In his speech on February 3, New York Mayor Bill de Blasio focused on the problem of economic inequality. And at the heart of that, he argued, is access to housing. The New York Times reports here (see: "State of City Address: Full of Ambition, but Light on Details," by Michael M. Grynbaum). "Mr. de Blasio, a Democrat and liberal champion, is determined to harness his civic toolbox of housing programs and zoning rules to an overarching purpose: curbing economic inequality," the Times reports. "'Nothing more expresses the inequality gap, the opportunity gap, than the soaring cost of housing,' the mayor said in his remarks, which lasted 75 minutes. Without a change in housing policy, he said, 'New York risks taking on the qualities of a gated community, a place defined by exclusivity rather than opportunity.'"

Not surprisingly, reaction to the Mayor's vision statement was mixed, even critical. New York Governor Andrew Cuomo's office threw cold water immediately on de Blasio's suggestion that the city could redevelop Sunnyside Yards, a Queens rail depot, for housing. According to a spokesperson for the governor's office, the yards are "not available" because of state control. (De Blasio's staff countered that at least part of the site is owned by Amtrak, which they say is open to the idea.)

The Mayor's plan relies heavily on proposed construction in parts of the city that are at risk from flooding — and many of which in fact flooded during Hurricane Sandy. Inside Climate News reported, "These areas include Long Island City, Staten Island, the Rockaways and East Brooklyn, according to the plan de Blasio outlined yesterday in an unusual single-focus State of the City address. While the program will create jobs and help bridge the gap between rich and poor, it will also have to be carried out carefully to avoid putting more people in danger as water levels rise because of global warming, some New York environmental leaders said." (See: "De Blasio Plans Affordable Housing in Areas Swamped by Hurricane Sandy," by Katherine Bagley).

But these polite objections pale beside the reactions of some residents of the city's boroughs — people who fear that whatever happens with the Mayor's proposals, they are likely to lose out. The New York Times has this story about the political blowback on the street (see: "Some See Risk in de Blasio's Bid to Add Housing," by Vivian Yee and Mireya Navarro).

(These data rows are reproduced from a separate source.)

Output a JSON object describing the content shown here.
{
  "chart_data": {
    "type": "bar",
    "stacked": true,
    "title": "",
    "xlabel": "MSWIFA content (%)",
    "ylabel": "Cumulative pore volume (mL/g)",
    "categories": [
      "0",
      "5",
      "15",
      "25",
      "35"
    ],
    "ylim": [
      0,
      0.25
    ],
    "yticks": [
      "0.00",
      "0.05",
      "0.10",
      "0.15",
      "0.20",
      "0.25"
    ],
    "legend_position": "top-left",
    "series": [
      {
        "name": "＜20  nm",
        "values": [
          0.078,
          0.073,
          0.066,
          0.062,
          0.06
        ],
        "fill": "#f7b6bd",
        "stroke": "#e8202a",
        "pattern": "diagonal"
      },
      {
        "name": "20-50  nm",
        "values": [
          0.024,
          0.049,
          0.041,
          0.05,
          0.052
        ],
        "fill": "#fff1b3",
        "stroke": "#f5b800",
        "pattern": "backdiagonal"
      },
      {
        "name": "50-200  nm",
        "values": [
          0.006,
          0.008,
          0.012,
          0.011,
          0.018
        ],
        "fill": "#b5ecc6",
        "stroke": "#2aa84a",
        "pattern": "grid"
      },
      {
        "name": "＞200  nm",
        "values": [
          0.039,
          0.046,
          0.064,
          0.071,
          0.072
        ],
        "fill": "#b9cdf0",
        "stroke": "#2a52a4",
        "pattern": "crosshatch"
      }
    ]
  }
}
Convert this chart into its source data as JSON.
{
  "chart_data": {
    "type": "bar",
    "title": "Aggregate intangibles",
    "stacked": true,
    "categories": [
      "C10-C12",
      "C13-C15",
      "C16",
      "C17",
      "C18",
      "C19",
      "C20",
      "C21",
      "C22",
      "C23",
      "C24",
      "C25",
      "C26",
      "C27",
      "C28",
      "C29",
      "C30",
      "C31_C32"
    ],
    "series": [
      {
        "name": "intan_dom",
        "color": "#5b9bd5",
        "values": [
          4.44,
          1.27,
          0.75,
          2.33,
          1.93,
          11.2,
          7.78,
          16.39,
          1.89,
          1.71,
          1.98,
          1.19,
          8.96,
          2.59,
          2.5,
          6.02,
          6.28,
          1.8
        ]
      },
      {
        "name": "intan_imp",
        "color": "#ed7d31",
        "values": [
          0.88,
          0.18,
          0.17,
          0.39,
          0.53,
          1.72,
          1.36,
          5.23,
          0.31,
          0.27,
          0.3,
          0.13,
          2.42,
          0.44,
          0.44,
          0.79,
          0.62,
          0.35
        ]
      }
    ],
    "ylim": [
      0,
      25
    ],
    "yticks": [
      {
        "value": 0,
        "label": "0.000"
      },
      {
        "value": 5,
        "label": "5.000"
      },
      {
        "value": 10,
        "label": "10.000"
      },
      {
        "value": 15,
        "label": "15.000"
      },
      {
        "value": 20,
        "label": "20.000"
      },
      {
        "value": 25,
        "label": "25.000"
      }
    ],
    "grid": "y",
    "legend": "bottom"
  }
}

"Around New York, people who have watched luxury buildings and wealthy newcomers remake their streets are balking at the growth Mr. de Blasio envisions, saying the influx of market-rate apartments called for in the city's plans could gut neighborhoods, not preserve them," the Times reports. "'We see what's going on around in the city,' said Joyce Scott-Brayboy, 58, a local community board member and retired city worker. 'No to that in East New York. No. No.'"

Discussions of affordable housing, like other policy debates, involve confusion over the meaning of "affordable." What does that mean in New York City? The Staten Island Advance takes a look (see: "What is 'affordable housing'? Understanding the term within mayor's plan for the city," by Rachel Shapiro.

The Advance looked at the city's description of the Mayor's plan, published as a 117-page PDF on the city's web site (see: "Housing New York: A Five-Borough, Ten-Year Plan").

"[The plan] considers Area Median Income -- AMI -- also known as Median Family Income, when determining eligibility for residents of affordable housing developments," reports the Advance. "AMI is the point at which half the households in an area make less and half make more. The median annual income figures are adjusted for family size and calculated annually by the U.S. Department of Housing and Urban Development for every regional area in the country. The AMI for New York City in 2014 was $83,900 for a four-person household. Because the mayor's plan is to provide 'affordable housing' for four income categories, the formula used to determine eligibility gets convoluted. The four categories are: very low income (below 50 percent of AMI) including extremely low income, or below 30 percent of AMI; low income (50 to 80 percent of AMI); moderate income (81 to 120 percent of AMI); and middle income (121 to 165 percent of AMI). A de Blasio spokesman said that while the city will use the federal guidelines outlined above, 'every neighborhood will be a little different' and will develop properties that fit in with their surroundings."